Nocturnal Animals (2016)
Based on the novel Tony and Susan, Nocturnal Animals follows an art gallery owner as she reads her ex-husband’s recently released novel. As she reads, she realizes how similar the story is to that of their failed marriage. The book is even dedicated to her, using her nickname her ex-husband called her, Nocturnal Animal.
Ex Machina (2014)
Ex Machina puts a science-fiction spin on the traditional psychological thriller. In the film, a programmer is invited by his boss to judge whether Ava, a humanoid robot, is capable of human qualities such as thought and consciousness. The programmer starts falling for Ava, who in turn uses him for their own plan.
Take Shelter (2011)
When a young father can’t get apocalyptic visions out of his head, he questions what he and his family should do about his perceived upcoming storm. He channels it all into building an improved storm shelter in his backyard and cuts off any naysayers. But is it all in his head?
Taxi Driver (1976)
Taxi Driver takes place after the Vietnam War, when a lonely veteran takes up driving cabs and begins to become even more detached from reality. As his mental health weakens, he becomes determined to save the world, starting with a plan to assassinate a politician and eventually rescue a child sex worker he meets on his drives.
Black Swan (2010)
Natalie Portman won an Oscar for her performance in this Darren Aronofsky film, about a ballerina whose obsession with dance takes over every aspect of her life. When there's an opening for prima ballerina in her company, she has competition from another ballerina, played by Mila Kunis. The two form a twisted friendship that slowly unravels.

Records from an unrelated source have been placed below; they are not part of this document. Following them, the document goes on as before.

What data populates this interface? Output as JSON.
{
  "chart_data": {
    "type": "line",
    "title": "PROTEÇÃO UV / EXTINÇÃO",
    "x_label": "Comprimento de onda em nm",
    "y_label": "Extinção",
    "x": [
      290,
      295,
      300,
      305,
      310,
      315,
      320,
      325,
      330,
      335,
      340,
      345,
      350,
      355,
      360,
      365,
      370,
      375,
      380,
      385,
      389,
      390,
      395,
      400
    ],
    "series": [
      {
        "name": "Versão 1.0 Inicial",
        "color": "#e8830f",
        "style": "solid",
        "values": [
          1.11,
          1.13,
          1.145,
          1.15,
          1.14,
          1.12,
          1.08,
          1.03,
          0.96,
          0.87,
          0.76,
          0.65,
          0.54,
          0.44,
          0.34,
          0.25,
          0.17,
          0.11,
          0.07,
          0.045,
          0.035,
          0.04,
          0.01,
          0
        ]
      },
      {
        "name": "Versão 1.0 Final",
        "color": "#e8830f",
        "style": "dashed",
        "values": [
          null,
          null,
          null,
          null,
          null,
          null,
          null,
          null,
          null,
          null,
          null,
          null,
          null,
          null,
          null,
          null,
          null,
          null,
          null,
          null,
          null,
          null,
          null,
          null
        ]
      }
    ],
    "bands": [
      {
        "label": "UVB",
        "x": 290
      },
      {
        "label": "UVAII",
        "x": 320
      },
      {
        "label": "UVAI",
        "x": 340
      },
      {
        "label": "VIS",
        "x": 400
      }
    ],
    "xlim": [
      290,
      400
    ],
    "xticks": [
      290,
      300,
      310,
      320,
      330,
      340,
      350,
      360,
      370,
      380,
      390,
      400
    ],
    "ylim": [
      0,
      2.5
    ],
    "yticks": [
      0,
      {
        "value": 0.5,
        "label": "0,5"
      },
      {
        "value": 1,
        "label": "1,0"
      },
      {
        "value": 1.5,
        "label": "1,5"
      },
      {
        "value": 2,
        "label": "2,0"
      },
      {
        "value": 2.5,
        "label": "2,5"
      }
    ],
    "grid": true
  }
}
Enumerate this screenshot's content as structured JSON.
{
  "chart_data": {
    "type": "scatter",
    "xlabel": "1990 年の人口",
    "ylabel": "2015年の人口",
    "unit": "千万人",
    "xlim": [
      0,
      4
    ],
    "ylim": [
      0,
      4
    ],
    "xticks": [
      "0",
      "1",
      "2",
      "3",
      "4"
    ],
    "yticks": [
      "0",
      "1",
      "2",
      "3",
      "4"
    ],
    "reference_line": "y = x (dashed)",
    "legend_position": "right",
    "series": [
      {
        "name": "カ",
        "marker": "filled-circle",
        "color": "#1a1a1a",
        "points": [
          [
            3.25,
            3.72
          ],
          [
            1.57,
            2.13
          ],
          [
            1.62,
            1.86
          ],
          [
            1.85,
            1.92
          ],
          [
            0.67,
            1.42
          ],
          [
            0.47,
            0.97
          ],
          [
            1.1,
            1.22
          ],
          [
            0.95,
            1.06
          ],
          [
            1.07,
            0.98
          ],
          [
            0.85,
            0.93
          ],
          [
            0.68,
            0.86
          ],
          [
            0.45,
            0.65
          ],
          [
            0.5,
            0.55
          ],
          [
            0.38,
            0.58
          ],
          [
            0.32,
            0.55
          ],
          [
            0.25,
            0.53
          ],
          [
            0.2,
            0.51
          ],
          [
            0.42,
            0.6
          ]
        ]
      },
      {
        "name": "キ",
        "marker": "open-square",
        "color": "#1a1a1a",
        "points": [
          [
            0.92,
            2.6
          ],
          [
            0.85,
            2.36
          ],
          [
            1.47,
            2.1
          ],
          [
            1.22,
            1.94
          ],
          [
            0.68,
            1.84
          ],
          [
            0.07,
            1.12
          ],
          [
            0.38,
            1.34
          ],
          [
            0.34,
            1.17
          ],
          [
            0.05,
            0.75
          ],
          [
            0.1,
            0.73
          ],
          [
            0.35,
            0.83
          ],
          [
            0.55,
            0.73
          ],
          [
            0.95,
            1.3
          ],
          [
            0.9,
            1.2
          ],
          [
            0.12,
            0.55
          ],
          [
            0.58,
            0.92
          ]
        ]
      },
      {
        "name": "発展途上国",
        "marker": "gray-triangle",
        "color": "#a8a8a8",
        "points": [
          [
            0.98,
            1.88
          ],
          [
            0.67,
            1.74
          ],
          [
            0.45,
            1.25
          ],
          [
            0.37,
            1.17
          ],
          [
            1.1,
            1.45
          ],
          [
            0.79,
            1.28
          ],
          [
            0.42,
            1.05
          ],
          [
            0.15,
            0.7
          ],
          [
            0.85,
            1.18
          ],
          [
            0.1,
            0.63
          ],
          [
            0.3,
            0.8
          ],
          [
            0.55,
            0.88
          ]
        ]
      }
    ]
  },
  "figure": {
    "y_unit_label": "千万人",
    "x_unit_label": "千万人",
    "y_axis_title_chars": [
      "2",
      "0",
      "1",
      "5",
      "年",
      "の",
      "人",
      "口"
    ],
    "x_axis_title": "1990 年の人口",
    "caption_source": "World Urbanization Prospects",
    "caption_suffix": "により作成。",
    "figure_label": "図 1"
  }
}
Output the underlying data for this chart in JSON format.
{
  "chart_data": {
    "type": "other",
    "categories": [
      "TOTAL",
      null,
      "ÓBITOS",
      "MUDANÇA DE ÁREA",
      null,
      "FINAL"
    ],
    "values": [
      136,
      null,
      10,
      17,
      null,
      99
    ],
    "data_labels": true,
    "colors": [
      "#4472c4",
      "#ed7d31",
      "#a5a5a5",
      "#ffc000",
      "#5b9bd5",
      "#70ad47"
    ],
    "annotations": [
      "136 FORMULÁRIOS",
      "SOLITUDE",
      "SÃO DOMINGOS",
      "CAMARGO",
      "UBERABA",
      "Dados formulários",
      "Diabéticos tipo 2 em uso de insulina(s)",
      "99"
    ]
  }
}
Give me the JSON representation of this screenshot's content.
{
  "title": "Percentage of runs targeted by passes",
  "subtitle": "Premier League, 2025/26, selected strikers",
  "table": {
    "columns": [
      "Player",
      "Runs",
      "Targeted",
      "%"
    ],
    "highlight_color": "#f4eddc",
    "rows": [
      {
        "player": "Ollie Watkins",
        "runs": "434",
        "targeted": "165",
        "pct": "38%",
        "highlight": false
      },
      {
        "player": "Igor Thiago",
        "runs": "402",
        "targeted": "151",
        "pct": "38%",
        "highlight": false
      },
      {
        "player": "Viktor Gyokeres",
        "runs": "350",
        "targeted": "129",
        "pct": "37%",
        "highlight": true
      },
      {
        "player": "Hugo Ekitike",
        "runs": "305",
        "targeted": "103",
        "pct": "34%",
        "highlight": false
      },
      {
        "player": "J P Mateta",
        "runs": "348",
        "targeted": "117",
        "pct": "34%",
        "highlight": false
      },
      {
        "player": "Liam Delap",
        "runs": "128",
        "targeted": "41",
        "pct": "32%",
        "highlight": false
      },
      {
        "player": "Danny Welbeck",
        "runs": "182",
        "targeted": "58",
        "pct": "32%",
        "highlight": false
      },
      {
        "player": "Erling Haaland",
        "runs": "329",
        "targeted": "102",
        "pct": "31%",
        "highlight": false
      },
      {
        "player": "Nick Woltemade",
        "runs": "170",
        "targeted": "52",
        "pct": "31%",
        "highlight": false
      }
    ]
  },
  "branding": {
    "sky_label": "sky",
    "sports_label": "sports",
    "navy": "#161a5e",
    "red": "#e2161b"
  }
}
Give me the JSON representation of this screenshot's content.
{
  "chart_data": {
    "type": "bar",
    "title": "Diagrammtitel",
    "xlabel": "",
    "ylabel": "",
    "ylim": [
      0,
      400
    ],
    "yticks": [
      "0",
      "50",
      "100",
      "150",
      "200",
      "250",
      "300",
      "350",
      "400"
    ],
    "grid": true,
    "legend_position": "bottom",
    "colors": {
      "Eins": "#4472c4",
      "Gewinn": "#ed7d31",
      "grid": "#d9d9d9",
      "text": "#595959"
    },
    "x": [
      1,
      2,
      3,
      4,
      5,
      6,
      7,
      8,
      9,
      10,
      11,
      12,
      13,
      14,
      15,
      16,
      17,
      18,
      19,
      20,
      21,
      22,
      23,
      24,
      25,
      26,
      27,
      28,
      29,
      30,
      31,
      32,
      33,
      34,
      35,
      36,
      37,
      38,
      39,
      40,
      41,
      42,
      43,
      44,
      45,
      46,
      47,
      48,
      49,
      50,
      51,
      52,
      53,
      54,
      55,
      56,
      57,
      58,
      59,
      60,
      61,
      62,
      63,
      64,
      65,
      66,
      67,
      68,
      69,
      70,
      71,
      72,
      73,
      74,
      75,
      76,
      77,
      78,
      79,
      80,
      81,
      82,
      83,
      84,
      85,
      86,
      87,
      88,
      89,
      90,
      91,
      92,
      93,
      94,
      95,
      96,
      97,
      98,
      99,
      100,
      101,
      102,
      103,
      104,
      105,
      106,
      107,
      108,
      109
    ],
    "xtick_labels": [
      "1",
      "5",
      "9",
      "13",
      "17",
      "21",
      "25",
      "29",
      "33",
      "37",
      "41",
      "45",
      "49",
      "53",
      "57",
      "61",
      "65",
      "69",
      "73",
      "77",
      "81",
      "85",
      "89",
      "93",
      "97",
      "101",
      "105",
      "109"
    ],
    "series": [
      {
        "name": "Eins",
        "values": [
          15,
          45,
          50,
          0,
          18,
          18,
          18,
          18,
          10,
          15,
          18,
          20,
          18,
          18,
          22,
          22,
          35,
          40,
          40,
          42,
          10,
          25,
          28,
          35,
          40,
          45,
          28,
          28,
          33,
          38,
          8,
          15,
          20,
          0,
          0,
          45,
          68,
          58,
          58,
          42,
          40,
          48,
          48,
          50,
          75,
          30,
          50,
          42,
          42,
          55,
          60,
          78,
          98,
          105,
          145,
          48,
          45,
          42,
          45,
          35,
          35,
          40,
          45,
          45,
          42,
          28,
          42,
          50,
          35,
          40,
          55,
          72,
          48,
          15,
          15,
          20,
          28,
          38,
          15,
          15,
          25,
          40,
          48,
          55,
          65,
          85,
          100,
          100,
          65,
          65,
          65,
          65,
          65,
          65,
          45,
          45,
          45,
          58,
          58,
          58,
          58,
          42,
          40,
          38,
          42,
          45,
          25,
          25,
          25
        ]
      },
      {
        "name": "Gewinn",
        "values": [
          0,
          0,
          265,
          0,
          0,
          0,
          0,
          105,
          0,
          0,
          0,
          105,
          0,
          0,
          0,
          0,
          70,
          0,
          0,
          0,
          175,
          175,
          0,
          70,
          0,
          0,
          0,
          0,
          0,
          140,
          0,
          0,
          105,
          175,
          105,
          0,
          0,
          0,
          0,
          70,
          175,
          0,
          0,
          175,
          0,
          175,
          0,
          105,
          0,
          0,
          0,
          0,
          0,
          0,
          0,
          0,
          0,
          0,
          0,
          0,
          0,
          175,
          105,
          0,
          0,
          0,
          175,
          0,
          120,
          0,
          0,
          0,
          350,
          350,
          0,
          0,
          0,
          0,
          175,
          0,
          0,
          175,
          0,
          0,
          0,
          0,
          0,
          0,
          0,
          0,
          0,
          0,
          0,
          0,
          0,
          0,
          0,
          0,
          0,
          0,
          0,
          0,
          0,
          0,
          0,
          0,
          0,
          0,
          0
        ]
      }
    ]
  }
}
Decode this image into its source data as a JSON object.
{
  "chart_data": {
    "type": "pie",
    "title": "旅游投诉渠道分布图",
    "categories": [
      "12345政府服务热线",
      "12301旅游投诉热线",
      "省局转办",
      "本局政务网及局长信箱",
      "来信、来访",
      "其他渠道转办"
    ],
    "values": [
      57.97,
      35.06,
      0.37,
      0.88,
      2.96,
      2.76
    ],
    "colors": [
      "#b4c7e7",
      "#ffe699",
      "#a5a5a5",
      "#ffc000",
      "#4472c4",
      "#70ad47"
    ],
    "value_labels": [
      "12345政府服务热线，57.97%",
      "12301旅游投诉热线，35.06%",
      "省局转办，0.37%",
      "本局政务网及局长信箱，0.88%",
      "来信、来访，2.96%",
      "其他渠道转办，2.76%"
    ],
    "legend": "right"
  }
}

Available on: Amazon Prime Video
Gone Girl (2014)
Rosamund Pike and Ben Affleck brought this book to life in the movie by the same name, and you won't believe all the twists in it. A man's wife goes missing on their fifth wedding anniversary, and he becomes the prime suspect in the disappearance. This film will have you questioning who's responsible the whole way through.
American Psycho (2000)
If you're a Christian Bale fan, this movie is a must-see. A young, wealthy investment banker in New York City lives a second life as a serial killer by night. The dark, satirical comedy examines the elements that make this man a monster. Trust us, by the end, you'll be questioning literally everything.